There are some things you can’t leave behind…

A broken-down camper hidden deep in a national forest is the only home fifteen year-old Carey can remember. The trees keep guard over her threadbare existence, with the one bright spot being Carey’s younger sister, Jenessa, who depends on Carey for her very survival. All they have is each other, as their mentally ill mother comes and goes with greater frequency. Until that one fateful day their mother disappears for good, and two strangers arrive. Suddenly, the girls are taken from the woods and thrust into a bright and perplexing new world of high school, clothes and boys.
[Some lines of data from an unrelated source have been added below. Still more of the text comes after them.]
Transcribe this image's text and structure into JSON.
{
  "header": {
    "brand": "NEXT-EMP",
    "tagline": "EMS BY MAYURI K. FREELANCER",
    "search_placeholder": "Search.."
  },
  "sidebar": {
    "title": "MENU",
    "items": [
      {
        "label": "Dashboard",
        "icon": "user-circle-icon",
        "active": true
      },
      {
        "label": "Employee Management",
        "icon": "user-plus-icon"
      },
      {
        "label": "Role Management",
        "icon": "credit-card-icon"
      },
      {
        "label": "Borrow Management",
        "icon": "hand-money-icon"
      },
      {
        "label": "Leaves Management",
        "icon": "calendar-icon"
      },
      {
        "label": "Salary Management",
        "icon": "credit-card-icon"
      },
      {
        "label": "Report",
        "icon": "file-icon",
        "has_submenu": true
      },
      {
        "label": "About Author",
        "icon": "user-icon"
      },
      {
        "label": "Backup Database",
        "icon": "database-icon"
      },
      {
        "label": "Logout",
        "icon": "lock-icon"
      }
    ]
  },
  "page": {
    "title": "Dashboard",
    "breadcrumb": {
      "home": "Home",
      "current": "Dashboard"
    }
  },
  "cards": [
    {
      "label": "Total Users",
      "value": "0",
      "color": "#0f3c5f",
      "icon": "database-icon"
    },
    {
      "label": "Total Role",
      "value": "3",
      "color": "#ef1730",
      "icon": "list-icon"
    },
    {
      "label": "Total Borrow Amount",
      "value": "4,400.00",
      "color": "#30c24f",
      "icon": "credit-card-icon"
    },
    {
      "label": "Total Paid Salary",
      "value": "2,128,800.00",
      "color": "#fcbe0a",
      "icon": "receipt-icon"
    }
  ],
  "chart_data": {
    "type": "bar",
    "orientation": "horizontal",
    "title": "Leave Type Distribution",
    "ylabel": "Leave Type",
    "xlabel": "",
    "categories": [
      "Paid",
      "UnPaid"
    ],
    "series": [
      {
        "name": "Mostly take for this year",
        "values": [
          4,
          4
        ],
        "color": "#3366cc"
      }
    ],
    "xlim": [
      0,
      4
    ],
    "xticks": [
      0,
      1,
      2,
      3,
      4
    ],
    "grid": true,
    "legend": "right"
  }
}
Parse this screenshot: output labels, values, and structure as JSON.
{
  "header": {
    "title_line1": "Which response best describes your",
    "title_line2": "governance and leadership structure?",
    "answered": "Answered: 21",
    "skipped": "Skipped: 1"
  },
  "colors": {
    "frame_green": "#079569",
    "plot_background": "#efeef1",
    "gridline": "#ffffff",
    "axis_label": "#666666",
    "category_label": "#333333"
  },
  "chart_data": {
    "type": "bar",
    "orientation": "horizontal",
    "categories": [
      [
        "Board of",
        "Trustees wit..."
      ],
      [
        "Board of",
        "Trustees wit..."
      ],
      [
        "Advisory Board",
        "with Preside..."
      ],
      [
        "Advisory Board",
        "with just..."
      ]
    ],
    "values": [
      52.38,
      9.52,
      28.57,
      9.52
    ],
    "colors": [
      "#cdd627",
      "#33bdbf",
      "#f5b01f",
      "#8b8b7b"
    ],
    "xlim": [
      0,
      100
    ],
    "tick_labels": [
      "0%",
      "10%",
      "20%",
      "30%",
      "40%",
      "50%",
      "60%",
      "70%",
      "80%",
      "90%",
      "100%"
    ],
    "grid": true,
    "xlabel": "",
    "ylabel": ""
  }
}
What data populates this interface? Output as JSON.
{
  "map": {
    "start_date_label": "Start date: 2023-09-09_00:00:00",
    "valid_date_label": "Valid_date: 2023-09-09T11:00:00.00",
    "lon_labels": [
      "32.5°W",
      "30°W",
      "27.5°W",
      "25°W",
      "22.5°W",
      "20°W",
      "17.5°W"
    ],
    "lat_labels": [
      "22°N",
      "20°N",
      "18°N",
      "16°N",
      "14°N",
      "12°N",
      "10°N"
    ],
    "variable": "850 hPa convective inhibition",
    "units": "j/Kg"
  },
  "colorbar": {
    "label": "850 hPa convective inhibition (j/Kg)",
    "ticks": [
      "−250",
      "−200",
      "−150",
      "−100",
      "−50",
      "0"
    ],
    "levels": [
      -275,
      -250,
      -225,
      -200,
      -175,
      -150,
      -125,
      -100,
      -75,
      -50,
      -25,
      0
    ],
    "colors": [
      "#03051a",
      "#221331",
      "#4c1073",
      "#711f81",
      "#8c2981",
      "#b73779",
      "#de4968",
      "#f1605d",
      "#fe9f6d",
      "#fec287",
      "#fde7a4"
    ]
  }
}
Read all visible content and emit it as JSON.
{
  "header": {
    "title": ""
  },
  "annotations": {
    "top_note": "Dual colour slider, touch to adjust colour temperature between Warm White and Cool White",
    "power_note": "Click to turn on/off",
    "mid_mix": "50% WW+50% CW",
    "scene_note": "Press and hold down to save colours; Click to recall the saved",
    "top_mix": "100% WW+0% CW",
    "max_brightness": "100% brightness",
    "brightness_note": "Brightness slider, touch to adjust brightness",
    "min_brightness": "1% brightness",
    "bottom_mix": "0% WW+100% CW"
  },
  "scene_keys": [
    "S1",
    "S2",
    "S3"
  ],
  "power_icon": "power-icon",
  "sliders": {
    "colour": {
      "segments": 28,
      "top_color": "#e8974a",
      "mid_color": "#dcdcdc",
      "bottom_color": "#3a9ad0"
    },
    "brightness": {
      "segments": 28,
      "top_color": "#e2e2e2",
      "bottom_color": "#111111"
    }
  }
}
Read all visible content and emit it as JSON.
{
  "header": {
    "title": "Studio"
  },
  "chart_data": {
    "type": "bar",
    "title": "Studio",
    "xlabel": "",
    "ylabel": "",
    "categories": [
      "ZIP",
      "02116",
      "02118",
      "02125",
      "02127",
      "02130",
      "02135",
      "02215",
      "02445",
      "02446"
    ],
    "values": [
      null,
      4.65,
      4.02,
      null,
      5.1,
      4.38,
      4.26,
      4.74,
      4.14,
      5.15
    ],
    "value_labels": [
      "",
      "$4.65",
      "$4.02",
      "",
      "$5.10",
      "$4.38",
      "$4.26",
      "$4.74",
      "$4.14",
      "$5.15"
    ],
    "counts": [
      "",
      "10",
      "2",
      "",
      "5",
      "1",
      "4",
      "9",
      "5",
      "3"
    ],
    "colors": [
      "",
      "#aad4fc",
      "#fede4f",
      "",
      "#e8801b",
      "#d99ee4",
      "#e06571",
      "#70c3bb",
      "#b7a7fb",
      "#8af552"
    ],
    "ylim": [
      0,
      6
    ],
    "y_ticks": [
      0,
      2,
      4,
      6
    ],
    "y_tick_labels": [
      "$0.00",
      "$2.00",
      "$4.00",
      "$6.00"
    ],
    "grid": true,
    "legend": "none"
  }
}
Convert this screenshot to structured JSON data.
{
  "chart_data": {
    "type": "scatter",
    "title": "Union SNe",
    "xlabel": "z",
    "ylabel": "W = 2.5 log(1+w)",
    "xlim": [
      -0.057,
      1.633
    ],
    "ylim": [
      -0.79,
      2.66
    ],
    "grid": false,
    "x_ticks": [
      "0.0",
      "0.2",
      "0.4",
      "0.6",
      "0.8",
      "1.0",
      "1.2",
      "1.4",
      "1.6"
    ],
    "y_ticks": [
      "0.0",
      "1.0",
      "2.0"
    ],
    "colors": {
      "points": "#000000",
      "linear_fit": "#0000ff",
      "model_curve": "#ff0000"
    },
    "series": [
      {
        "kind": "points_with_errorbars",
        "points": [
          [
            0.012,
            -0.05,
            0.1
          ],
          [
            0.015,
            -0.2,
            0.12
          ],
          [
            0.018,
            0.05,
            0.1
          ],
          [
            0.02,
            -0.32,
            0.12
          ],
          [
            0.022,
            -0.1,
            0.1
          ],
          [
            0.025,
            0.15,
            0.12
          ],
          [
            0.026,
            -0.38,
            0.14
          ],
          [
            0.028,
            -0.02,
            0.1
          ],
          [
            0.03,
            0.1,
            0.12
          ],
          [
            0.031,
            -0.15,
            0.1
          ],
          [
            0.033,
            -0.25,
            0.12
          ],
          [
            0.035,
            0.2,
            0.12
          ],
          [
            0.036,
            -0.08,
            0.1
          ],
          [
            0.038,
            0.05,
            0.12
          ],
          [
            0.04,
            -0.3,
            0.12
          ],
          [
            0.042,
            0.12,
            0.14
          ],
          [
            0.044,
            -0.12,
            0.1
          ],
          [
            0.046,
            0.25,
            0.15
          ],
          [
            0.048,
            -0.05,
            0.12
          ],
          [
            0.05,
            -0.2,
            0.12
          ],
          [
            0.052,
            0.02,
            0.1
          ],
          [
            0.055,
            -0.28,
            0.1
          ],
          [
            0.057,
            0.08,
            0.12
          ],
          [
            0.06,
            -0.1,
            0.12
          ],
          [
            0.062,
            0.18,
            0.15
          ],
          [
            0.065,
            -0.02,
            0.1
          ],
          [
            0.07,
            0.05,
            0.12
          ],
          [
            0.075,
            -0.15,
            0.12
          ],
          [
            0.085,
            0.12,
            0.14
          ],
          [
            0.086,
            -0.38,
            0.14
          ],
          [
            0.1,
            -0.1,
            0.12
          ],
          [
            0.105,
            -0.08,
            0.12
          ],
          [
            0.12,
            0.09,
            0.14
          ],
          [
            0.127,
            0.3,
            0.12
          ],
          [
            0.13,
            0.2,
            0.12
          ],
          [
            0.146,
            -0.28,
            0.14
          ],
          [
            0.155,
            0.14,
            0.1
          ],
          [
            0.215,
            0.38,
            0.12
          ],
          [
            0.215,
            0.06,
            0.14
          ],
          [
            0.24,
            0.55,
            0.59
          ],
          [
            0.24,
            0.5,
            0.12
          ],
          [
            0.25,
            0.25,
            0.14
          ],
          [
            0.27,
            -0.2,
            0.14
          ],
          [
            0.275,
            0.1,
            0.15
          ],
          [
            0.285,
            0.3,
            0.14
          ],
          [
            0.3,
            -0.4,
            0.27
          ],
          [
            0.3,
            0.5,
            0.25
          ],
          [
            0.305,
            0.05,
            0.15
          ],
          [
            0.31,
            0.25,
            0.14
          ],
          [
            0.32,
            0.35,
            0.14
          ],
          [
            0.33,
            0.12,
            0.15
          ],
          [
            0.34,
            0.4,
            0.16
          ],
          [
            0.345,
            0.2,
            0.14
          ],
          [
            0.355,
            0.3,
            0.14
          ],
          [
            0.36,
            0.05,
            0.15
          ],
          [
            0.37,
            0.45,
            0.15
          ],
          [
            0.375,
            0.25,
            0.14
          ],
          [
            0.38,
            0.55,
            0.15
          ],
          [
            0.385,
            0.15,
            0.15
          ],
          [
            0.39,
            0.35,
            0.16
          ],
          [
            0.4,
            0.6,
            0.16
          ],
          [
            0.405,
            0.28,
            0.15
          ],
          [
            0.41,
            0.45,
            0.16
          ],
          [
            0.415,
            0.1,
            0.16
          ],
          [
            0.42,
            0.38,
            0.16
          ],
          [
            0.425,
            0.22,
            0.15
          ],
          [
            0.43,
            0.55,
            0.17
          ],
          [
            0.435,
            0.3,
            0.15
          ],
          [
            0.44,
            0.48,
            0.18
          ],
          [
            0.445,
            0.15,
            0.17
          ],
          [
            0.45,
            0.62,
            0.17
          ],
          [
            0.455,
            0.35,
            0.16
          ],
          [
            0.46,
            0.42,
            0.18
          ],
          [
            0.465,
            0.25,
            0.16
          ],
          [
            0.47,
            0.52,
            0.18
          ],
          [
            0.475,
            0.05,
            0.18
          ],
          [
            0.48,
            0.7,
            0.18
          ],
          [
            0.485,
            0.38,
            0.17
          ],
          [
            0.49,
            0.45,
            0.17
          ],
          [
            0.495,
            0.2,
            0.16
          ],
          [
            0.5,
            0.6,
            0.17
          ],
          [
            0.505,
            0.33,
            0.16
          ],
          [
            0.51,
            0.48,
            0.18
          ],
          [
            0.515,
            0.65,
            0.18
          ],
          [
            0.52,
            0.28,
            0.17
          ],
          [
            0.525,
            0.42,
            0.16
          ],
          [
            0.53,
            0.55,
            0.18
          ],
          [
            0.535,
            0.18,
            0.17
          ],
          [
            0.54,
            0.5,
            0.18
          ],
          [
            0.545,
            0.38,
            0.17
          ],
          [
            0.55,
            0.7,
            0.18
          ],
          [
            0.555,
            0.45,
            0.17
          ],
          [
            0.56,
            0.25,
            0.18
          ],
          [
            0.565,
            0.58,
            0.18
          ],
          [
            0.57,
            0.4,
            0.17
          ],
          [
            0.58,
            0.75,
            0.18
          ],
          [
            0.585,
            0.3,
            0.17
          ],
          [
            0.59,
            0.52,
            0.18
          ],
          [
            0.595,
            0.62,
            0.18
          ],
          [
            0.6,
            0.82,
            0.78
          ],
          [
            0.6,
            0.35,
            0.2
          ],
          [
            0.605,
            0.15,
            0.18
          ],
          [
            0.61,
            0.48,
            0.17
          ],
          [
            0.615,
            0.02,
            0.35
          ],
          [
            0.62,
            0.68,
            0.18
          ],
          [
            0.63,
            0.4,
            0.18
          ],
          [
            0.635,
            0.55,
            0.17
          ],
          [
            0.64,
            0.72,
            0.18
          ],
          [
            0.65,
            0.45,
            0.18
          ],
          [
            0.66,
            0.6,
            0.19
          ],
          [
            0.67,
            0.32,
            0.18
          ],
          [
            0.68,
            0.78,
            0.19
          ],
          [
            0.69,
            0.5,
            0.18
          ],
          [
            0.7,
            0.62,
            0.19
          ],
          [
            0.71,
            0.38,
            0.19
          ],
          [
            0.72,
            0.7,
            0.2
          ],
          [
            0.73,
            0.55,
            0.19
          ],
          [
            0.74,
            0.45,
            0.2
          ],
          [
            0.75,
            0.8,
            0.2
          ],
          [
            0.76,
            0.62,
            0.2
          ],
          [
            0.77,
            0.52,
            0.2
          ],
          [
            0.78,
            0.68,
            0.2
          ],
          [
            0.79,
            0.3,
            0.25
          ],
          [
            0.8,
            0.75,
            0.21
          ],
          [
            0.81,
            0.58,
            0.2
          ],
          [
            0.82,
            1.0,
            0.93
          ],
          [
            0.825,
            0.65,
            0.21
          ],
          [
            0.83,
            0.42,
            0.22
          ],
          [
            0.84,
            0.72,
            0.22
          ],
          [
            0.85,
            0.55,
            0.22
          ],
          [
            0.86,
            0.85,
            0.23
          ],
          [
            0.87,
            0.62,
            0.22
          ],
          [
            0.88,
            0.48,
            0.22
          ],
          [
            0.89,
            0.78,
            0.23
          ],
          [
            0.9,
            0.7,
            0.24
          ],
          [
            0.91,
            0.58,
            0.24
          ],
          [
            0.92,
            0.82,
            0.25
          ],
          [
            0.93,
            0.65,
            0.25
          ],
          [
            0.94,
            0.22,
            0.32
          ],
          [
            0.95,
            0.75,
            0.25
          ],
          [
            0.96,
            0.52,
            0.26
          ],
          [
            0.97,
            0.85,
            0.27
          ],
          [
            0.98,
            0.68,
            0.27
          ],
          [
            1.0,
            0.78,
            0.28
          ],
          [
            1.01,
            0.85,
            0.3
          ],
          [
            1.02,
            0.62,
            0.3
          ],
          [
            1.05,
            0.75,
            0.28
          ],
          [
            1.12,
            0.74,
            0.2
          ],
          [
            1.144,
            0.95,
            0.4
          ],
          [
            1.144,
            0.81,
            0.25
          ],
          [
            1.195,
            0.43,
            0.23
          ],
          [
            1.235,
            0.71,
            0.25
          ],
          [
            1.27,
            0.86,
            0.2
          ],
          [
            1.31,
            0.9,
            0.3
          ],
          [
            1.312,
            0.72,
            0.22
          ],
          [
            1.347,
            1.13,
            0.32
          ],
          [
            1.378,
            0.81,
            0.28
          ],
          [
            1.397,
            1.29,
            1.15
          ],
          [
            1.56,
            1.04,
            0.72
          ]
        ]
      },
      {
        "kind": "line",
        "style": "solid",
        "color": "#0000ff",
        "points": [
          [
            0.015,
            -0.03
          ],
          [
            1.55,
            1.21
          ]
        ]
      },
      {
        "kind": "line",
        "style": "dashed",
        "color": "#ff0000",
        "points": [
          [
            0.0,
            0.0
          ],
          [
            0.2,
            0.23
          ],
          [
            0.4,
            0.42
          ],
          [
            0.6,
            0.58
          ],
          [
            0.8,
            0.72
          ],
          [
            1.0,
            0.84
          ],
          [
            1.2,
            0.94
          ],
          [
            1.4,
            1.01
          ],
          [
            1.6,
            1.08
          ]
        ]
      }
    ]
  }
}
Now, Carey must face the truth of why her mother abducted her ten years ago, while haunted by a past that won’t let her go… a dark past that hides many a secret, including the reason Jenessa hasn’t spoken a word in over a year. Carey knows she must keep her sister close, and her secrets even closer, or risk watching her new life come crashing down.

Okay, first of all, wow. This book is one that will stay with me for a while. It was gritty and almost brutal in its telling of Carey’s young, but horrible life. Her mother should be taken out back and shot like a rabid dog for what she did to Carey and Jenessa.

There isn’t much I can say about this book without giving away most of the key points. I will say the inclusion of Ryan was an interesting twist. I also wonder why both girls weren’t IMMEDIATELY placed into therapy because while Jenessa had an outlet for her to pour her feelings, Carey didn’t. I could see her trying to make Jenessa her outlet, but Carey never spoke to Jenessa about the things that had happened to them. She covered it up and told her everything would alright. She was essentially Jenessa’s mother for most of her childhood, which is no way for any child to live. And the thing is, Carey definitely needs an outlet. She needs someone to talk to. She’s been through too much not to be messed up about several things. I just… sigh… I so want her to get the help she needs.

I don’t know if I’d consider this book entertaining or even recommend it to anyone, but it definitely leaves a mark behind. And there are several trigger warnings throughout, mainly to do with sexual abuse, so steer clear if that’s not something you can read about.

If You Find Me comes out on March 26th from St Martin’s Griffin.